FirstEnergy, which supplies power to the northern half of West Virginia, has not formally proposed a transfer of the Pleasants power plant. However, CEO Charles Jones said in an earnings call earlier this year that the company would look to move plants to regulated energy markets, where a profit from customer rates is guaranteed.
Jones suggested the Pleasants plant would be sold to subsidiaries and a request would be filed later this year. Meyers said the companies have no timetable for any filings of this sort.
Opponents of the potential deal say it would be modeled after MonPower’s purchase of the Harrison power plant in Haywood from Allegheny Energy Supply in 2013, which relieved shareholders of the plant’s financial risk. The transfer cost ratepayers more than $160 million, according to an IEEFA report. Meyers said the transfer was a positive, with the hiring of an additional 50 employees and introducing benefits to assist low-income customers.
“The PSC should protect ratepayers and take the simple, common-sense measure to require all utilities to use a competitive process for purchasing new electricity capacity,” said Emmett Pepper, Energy Efficient West Virginia’s executive director. “Our electric utilities need to shop around before buying an expensive plant that will cause rates to go up.”

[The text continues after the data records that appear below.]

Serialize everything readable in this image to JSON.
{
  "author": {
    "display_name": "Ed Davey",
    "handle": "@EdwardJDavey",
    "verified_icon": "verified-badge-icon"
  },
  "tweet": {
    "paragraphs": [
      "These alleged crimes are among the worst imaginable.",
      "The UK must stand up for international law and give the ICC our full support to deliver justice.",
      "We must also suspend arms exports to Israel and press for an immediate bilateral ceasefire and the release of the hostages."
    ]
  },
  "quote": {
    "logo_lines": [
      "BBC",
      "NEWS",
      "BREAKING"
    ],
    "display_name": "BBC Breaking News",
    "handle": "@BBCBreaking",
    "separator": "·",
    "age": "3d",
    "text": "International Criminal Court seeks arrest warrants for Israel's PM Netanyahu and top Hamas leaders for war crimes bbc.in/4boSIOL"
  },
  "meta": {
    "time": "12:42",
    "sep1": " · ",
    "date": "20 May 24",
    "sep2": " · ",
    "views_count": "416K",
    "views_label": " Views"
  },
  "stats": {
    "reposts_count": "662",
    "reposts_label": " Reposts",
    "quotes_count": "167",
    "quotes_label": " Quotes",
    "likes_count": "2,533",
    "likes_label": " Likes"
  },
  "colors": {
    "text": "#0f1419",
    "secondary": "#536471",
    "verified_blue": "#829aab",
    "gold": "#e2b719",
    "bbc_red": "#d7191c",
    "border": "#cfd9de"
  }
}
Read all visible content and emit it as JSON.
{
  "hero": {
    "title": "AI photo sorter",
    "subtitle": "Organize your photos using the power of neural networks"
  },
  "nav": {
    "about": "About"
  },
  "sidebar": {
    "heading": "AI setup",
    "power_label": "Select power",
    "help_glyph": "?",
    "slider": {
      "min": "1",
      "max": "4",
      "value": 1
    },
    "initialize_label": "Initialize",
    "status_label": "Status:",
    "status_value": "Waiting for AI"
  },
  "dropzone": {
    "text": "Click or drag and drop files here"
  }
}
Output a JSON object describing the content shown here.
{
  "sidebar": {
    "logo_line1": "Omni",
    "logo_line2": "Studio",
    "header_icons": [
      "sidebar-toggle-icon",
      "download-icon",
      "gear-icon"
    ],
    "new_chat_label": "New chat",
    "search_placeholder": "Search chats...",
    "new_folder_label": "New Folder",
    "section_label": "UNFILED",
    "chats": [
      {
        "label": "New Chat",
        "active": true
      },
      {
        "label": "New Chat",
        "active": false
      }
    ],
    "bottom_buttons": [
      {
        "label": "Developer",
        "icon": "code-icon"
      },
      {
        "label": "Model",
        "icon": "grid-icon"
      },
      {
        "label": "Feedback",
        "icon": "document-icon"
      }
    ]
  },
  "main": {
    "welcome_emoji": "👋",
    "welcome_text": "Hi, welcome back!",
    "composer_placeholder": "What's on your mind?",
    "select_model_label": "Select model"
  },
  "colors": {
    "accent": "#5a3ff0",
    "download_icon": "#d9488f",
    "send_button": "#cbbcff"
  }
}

In its integrated resource plan filed at the end of last year, FirstEnergy said it would consider acquiring another coal-fired power plant to provide additional electric power in the future. This ran opposite of Appalachian Power’s plan, which looked to invest in alternative energy options like wind and solar power.
FirstEnergy’s approach raised questions from the PSC staff about why it would stick with coal instead of moving toward lower-priced energy sources like natural gas. FirstEnergy said coal would be the cheapest option for consumers and that it did not factor in carbon regulations in its plan because federal rules have not yet been implemented.